本サイトは非公式のファンサイトです。チャートデータの出典:J-WAVE「TOKIO HOT 100」(2001年6月17日放送回)。

この週の音楽シーン

2001年6月17日放送分の「TOKIO HOT 100」で1位に輝いたのは、ジャネット・ジャクソンの「SOMEONE TO CALL MY LOVER」だった。この曲はアルバム『オール・フォー・ユー』からのシングルで、ジョニ・ミッチェルの名曲「バタフライ・イン・レイン」の一節をサンプリングしたトラックとして話題になった楽曲だ。90年代からR&Bとポップスの橋渡し役を担ってきた彼女が、2000年代に入っても軽やかなグルーヴ感覚を失わずにチャートの中心に立ち続けていたことを示す1位だったと言える。都会的で開放感のあるサウンドは、梅雨入り前後の6月という季節にもよく似合う一曲だった。

この週のTOP10を見渡すと、洋楽と邦楽が拮抗しながら並んでいるのが印象的だ。2位にはEGO-WRAPPIN’の「サイコアナルシス」がランクインしている。昭和歌謡やジャズ、パンクの要素を独自にブレンドした彼女たちのサウンドは、当時のシーンにおいて異彩を放つ存在であり、既存のジャンル分けに収まらない音楽が支持を集めていた時代の空気をよく伝えている。3位の平井堅「KISS OF LIFE」は、ソウルフルな歌唱力を武器に日本のポップスシーンで独自の地位を築きつつあったアーティストの代表曲のひとつだ。
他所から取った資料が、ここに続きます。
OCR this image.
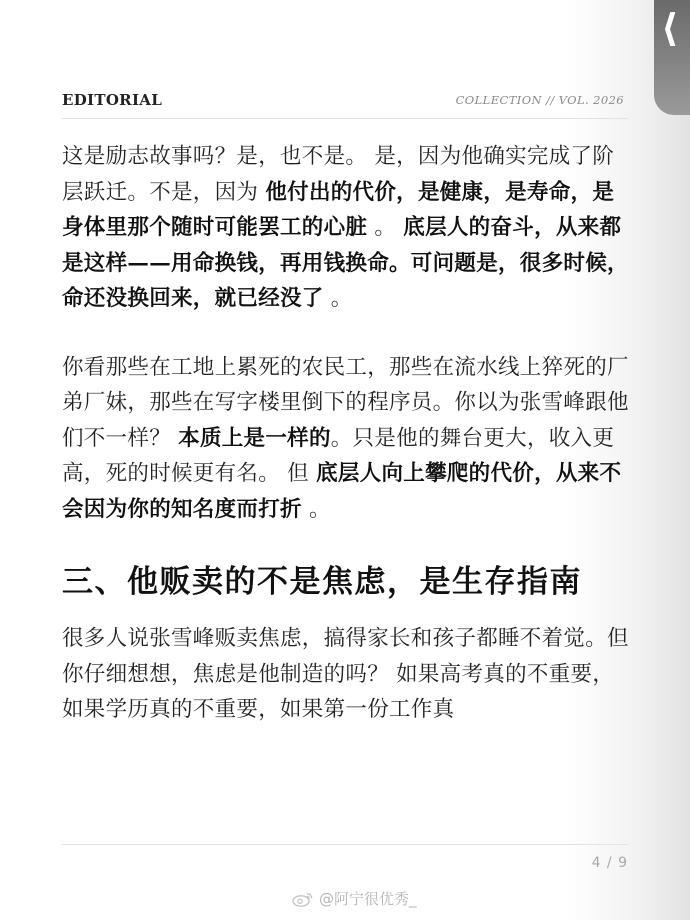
⟨
EDITORIAL	COLLECTION // VOL. 2026

这是励志故事吗？是，也不是。 是，因为他确实完成了阶层跃迁。不是，因为 他付出的代价，是健康，是寿命，是身体里那个随时可能罢工的心脏 。 底层人的奋斗，从来都是这样——用命换钱，再用钱换命。可问题是，很多时候，命还没换回来，就已经没了 。

你看那些在工地上累死的农民工，那些在流水线上猝死的厂弟厂妹，那些在写字楼里倒下的程序员。你以为张雪峰跟他们不一样？ 本质上是一样的。只是他的舞台更大，收入更高，死的时候更有名。 但 底层人向上攀爬的代价，从来不会因为你的知名度而打折 。

三、他贩卖的不是焦虑，是生存指南

很多人说张雪峰贩卖焦虑，搞得家长和孩子都睡不着觉。但你仔细想想，焦虑是他制造的吗？ 如果高考真的不重要，如果学历真的不重要，如果第一份工作真

4 / 9
@阿宁很优秀_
洋楽勢に目を向けると、4位のWEEZER「PHOTOGRAPH」、5位のRADIOHEAD「KNIVES OUT」という、90年代オルタナティブ・ロックを牽引したバンドたちが並んでいるのも興味深い。RADIOHEADはアルバム『Amnesiac』期にあたり、実験性とポップさを両立させた楽曲でリスナーを惹きつけていた。WEEZERもまたセルフタイトル作、いわゆる「グリーン・アルバム」で原点回帰的なギターポップサウンドを鳴らしていた時期であり、両者の対照的なアプローチが同じチャートに共存していたことは、当時のロックシーンの多様性を物語っている。
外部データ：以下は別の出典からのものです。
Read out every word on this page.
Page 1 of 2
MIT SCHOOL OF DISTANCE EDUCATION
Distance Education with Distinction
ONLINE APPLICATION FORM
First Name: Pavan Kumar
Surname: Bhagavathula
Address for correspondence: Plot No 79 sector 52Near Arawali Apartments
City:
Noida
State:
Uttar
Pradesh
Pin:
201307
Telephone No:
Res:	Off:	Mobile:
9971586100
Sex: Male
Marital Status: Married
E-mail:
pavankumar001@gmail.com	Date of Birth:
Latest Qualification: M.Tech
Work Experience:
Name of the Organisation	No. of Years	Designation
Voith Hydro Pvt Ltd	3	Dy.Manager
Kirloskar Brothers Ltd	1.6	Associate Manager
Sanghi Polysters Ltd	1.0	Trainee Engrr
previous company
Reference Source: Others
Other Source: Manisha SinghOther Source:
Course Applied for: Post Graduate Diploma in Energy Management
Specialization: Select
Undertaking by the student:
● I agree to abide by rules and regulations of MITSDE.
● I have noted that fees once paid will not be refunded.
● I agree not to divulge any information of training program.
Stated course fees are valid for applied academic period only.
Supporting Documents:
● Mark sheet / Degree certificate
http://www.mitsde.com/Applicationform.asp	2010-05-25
8位のDESTINY’S CHILD「SURVIVOR」は、グループの結束と強さを歌ったアンセム的な楽曲で、ビヨンセを中心とした後のソロ活動を予感させるパワフルなボーカルが印象的だった。9位のCHEMISTRYは、当時デビューして間もない男性デュオとして着実にファンを増やしていた時期であり、「POINT OF NO RETURN」はその抒情的なバラードセンスを示す一曲だ。6位のLOVE PSYCHEDELICOと7位のキリンジは、ともに歌詞世界とサウンドプロダクションにこだわりを持つアーティストとして、邦楽シーンに独自の存在感を放っていた。10位のMADISON AVENUEはオーストラリア出身のダンスユニットで、当時世界的に流行していたエレクトロ/ハウス系のポップスの一端を担っていた。

こうして振り返ると、この週のTOP10は、R&Bの王道からロックの実験精神、日本発のオルタナティブなポップス、そしてダンスミュージックまでを横断する、実に幅広いラインナップだったことがわかる。ジャネット・ジャクソンが首位に立ったこの週は、ジャンルの垣根が徐々に溶け始めていた2000年代初頭という時代の音楽の豊かさを凝縮した一枚のスナップショットとして、今聴き返しても新鮮な発見に満ちている。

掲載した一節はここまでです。